D’abord, il y a l’âge. L’un, l’égyptien, a 65 ans, ce n’est pas jeune, mais ça n’est pas vieux non plus. L’autre, l’algérien, en a 79. Doit-on s’appesantir plus longtemps sur cette différence?

Ensuite, si on compare le contexte, il est totalement différent. Ce qui est arrivé en Égypte, c’est ce qui nous est arrivé entre 1988 et 1992, à savoir un système qui s’effondre sous le poids d’une crise économique, des islamistes qui sont les seuls en position d’organiser la foule puis gagner des élections, et à l’arrivée une réaction du pouvoir avec l’assentiment d’une grande partie de la population face aux excès des islamistes. Abdel Fattah al-Sissi est en quelque sorte beaucoup plus proche de Khaled Nezzar (55 ans en 1992) ou de Mohamed Lamari (53 ans).

Dans un cas comme dans l’autre, les islamistes ont joué les règles du système, ils ont même dans le cas algérien négocié avec celui-ci (qui par là espérait les manipuler pour manipuler l’opinion), et dans les deux cas l’armée a pu se présenter comme un garde fou, garante des « acquis de la révolution ».

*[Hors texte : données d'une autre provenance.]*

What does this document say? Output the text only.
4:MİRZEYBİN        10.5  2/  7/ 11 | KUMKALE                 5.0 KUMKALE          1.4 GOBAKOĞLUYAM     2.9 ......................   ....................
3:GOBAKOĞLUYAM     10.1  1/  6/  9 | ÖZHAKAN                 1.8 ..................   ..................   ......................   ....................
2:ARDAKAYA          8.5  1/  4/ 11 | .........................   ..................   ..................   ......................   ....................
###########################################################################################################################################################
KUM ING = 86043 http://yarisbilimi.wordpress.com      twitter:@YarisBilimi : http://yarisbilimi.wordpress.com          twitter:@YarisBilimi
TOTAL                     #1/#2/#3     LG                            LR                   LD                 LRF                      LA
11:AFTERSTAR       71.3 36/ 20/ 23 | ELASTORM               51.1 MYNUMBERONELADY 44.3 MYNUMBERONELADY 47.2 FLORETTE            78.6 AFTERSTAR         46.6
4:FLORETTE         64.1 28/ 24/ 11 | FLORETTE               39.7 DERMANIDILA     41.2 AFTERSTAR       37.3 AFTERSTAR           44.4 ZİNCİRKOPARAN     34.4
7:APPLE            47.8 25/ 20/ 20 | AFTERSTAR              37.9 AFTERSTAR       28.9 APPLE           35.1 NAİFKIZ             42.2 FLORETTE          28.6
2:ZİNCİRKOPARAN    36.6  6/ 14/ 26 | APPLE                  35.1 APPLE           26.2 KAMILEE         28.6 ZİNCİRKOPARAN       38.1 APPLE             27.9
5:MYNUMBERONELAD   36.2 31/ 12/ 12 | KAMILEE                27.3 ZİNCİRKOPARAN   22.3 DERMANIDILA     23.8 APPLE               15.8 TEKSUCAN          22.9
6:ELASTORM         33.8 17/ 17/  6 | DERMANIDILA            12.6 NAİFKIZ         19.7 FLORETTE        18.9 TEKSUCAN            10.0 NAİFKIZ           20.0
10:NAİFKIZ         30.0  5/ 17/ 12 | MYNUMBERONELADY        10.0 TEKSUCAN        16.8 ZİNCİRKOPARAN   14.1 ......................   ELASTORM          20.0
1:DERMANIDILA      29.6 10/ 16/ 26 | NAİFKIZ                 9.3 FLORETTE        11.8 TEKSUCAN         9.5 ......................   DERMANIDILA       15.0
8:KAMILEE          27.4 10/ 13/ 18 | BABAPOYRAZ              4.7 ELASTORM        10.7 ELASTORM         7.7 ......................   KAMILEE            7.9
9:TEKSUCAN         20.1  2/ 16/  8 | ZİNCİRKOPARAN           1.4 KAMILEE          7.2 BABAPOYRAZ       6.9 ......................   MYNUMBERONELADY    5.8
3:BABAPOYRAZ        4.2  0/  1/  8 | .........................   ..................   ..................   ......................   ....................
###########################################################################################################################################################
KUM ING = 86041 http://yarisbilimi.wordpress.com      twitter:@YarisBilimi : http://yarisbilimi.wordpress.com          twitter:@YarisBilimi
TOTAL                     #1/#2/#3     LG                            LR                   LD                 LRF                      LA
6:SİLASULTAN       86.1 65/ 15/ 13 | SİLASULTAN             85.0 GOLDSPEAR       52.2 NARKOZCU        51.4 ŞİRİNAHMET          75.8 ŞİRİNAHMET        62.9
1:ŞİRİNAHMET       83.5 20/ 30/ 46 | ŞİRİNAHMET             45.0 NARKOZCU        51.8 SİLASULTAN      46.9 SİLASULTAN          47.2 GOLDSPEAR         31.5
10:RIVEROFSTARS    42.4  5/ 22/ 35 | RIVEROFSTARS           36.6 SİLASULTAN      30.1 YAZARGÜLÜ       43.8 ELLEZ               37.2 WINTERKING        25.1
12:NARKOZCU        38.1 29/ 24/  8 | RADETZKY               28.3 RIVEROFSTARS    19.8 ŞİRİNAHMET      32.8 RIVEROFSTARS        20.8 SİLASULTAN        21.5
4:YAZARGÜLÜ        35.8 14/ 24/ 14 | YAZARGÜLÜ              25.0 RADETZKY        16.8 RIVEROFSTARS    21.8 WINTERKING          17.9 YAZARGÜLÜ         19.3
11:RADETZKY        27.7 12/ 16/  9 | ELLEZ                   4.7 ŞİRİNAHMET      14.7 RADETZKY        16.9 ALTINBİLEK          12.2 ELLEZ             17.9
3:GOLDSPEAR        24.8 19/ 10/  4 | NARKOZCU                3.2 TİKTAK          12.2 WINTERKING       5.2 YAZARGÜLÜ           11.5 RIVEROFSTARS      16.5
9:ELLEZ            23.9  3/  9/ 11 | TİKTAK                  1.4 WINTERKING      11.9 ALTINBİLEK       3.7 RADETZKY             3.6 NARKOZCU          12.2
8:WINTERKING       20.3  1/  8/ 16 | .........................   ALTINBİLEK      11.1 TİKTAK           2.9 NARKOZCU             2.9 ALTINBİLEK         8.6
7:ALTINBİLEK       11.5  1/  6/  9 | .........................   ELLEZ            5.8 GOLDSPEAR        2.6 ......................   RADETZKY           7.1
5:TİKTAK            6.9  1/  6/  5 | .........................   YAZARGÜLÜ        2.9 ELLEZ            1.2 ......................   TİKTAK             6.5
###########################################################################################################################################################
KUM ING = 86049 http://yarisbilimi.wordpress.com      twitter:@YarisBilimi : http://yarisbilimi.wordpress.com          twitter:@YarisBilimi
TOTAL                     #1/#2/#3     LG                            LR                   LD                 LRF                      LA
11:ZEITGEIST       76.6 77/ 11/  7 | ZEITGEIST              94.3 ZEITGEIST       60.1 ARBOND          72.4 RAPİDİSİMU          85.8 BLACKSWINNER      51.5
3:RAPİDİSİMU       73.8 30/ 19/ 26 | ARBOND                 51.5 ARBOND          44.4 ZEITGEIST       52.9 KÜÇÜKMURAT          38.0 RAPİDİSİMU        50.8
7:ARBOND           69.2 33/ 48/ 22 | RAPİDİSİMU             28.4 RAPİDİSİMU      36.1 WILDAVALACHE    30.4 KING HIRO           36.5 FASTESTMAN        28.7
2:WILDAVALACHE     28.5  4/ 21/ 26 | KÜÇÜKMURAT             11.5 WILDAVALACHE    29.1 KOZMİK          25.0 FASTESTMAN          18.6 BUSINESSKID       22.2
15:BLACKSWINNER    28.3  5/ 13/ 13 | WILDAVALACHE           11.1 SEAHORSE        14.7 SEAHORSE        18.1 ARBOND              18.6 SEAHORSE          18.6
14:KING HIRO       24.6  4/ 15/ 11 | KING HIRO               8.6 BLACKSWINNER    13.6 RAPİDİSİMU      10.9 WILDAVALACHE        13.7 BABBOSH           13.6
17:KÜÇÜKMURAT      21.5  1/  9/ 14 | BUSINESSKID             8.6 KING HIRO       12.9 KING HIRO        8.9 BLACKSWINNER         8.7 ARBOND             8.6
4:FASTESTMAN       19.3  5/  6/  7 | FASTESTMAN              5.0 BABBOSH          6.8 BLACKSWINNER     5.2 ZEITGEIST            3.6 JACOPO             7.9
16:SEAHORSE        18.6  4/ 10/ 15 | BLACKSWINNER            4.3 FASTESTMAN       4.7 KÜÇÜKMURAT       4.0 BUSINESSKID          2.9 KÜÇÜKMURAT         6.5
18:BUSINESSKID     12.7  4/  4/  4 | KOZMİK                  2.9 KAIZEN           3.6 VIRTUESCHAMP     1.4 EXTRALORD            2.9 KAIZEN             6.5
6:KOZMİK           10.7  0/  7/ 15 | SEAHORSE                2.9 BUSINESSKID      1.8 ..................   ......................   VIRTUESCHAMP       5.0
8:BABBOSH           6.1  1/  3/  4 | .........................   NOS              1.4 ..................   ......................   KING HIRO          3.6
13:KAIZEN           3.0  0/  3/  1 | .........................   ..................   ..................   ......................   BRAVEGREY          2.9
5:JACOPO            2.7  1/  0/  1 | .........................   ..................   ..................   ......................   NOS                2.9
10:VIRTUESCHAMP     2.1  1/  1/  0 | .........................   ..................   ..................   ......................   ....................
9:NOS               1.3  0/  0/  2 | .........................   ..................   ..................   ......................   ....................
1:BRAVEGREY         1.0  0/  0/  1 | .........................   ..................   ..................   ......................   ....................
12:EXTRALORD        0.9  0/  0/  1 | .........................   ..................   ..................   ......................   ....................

Et c’est vrai que le FIS inquiétait. Et c’est vrai que Morsi entendait modifier la constitution en sa faveur et limiter les libertés publiques, que les frères musulmans comme le FIS commençaient à quadriller les quartiers comme des milices fascistes. Sissi a été appelé par des pans entiers de la société comme les élections ont été interrompues avec l’aval d’une partie non négligeable de la population. On connaît la suite, l’armée s’est avérée féroce, elle a rogné les libertés chèrement acquises, n’a pas hésité à arrêter, emprisonner, torturer, assassiner dans le but de renforcer son contrôle sur la société et les richesses.
C’est une leçon chèrement apprise, et la prochaine fois, l’armée ne sera plus un recours.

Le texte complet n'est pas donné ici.